The social inertia point is an interesting one. It seems like in some areas, like JavaScript frameworks, there is a ton of inertia for change; in other areas, like git, there is a ton of inertia for stasis. Why is that?
Writing the umpteenth Javascript framework might be good for your career. It isn't hard, in fact, it is so easy a multitude of javascript-only developers attempt it on a regular basis.
Occasionally one takes off. Really just a function of how many friends the author has, their stature in "the community" and/or their aptitude for creating cute marketable landing pages.
There is a multitude of people capable of jumping in with hot takes explaining why the new framework is superior/inferior, tweets, blog posts, courses, books and conferences abound..

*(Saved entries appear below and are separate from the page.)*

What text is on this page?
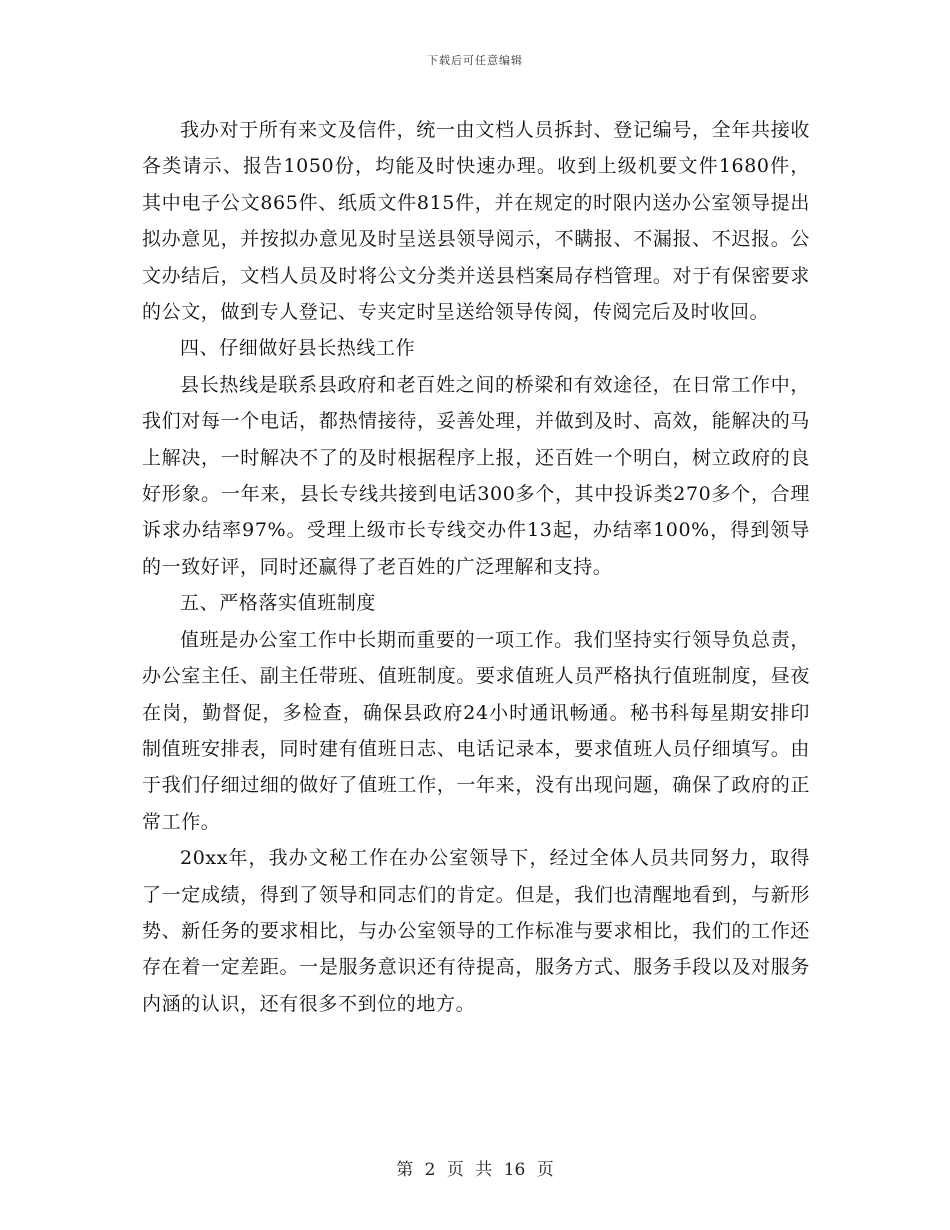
下载后可任意编辑

我办对于所有来文及信件，统一由文档人员拆封、登记编号，全年共接收各类请示、报告1050份，均能及时快速办理。收到上级机要文件1680件，其中电子公文865件、纸质文件815件，并在规定的时限内送办公室领导提出拟办意见，并按拟办意见及时呈送县领导阅示，不瞒报、不漏报、不迟报。公文办结后，文档人员及时将公文分类并送县档案局存档管理。对于有保密要求的公文，做到专人登记、专夹定时呈送给领导传阅，传阅完后及时收回。

四、仔细做好县长热线工作

县长热线是联系县政府和老百姓之间的桥梁和有效途径，在日常工作中，我们对每一个电话，都热情接待，妥善处理，并做到及时、高效，能解决的马上解决，一时解决不了的及时根据程序上报，还百姓一个明白，树立政府的良好形象。一年来，县长专线共接到电话300多个，其中投诉类270多个，合理诉求办结率97%。受理上级市长专线交办件13起，办结率100%，得到领导的一致好评，同时还赢得了老百姓的广泛理解和支持。

五、严格落实值班制度

值班是办公室工作中长期而重要的一项工作。我们坚持实行领导负总责，办公室主任、副主任带班、值班制度。要求值班人员严格执行值班制度，昼夜在岗，勤督促，多检查，确保县政府24小时通讯畅通。秘书科每星期安排印制值班安排表，同时建有值班日志、电话记录本，要求值班人员仔细填写。由于我们仔细过细的做好了值班工作，一年来，没有出现问题，确保了政府的正常工作。

20xx年，我办文秘工作在办公室领导下，经过全体人员共同努力，取得了一定成绩，得到了领导和同志们的肯定。但是，我们也清醒地看到，与新形势、新任务的要求相比，与办公室领导的工作标准与要求相比，我们的工作还存在着一定差距。一是服务意识还有待提高，服务方式、服务手段以及对服务内涵的认识，还有很多不到位的地方。

第 2 页 共 16 页
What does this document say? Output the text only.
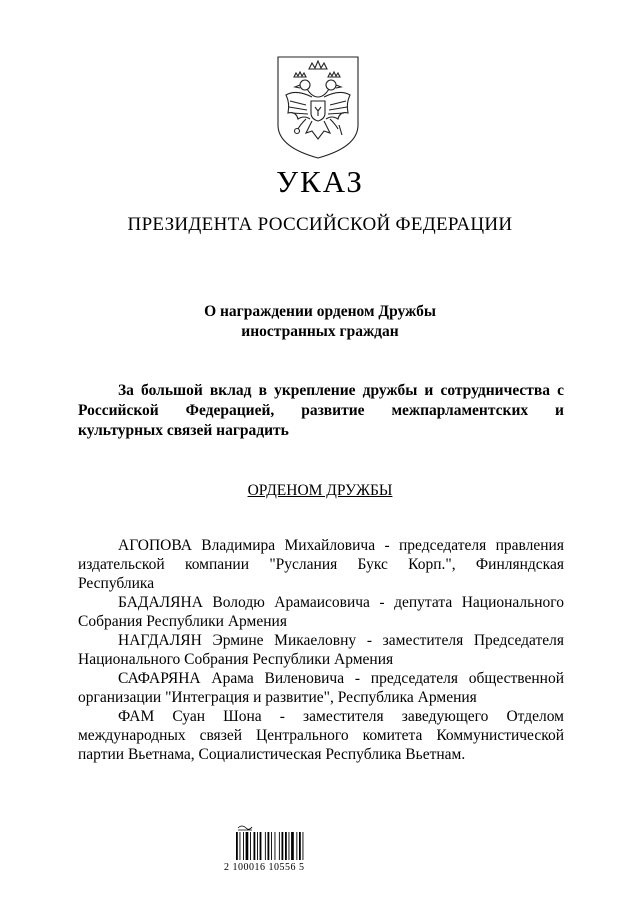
УКАЗ
ПРЕЗИДЕНТА РОССИЙСКОЙ ФЕДЕРАЦИИ
О награждении орденом Дружбы
иностранных граждан
За большой вклад в укрепление дружбы и сотрудничества с
Российской Федерацией, развитие межпарламентских и
культурных связей наградить
ОРДЕНОМ ДРУЖБЫ
АГОПОВА Владимира Михайловича - председателя правления
издательской компании "Руслания Букс Корп.", Финляндская
Республика
БАДАЛЯНА Володю Арамаисовича - депутата Национального
Собрания Республики Армения
НАГДАЛЯН Эрмине Микаеловну - заместителя Председателя
Национального Собрания Республики Армения
САФАРЯНА Арама Виленовича - председателя общественной
организации "Интеграция и развитие", Республика Армения
ФАМ Суан Шона - заместителя заведующего Отделом
международных связей Центрального комитета Коммунистической
партии Вьетнама, Социалистическая Республика Вьетнам.
2 100016 10556 5
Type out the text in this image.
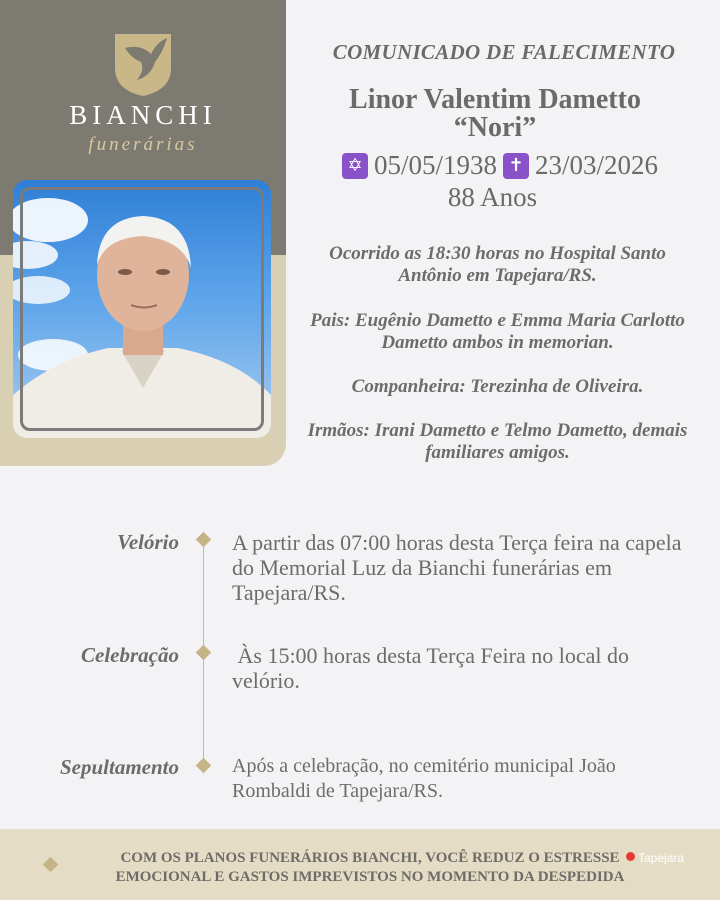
BIANCHI
funerárias
COMUNICADO DE FALECIMENTO
Linor Valentim Dametto
“Nori”
✡ 05/05/1938 ✝ 23/03/2026
88 Anos
Ocorrido as 18:30 horas no Hospital Santo Antônio em Tapejara/RS.
Pais: Eugênio Dametto e Emma Maria Carlotto Dametto ambos in memorian.
Companheira: Terezinha de Oliveira.
Irmãos: Irani Dametto e Telmo Dametto, demais familiares amigos.
Velório A partir das 07:00 horas desta Terça feira na capela do Memorial Luz da Bianchi funerárias em Tapejara/RS.
Celebração Às 15:00 horas desta Terça Feira no local do velório.
Sepultamento	Após a celebração, no cemitério municipal João Rombaldi de Tapejara/RS.
COM OS PLANOS FUNERÁRIOS BIANCHI, VOCÊ REDUZ O ESTRESSE
EMOCIONAL E GASTOS IMPREVISTOS NO MOMENTO DA DESPEDIDA
Tapejara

In contrast re-inventing git is hard. Few people can wax poetic about the differences between alternatives. Even fewer can come up with a new one. The audience is far smaller not to mention skeptical. Less profit in it.
Rather the difference between a new age cult/mega-church and the Catholic church.
I honestly don't know. For some reason, with JS frameworks, everyone seems to agree that improving ergonomics is a good thing. New methods are added, old ones are tweaked, constantly improving the developer experience.
But with Git, every conversation about improving the CLI has 50% of the participants claiming that the other 50% are just too stupid to use it, and that the CLI is brilliant.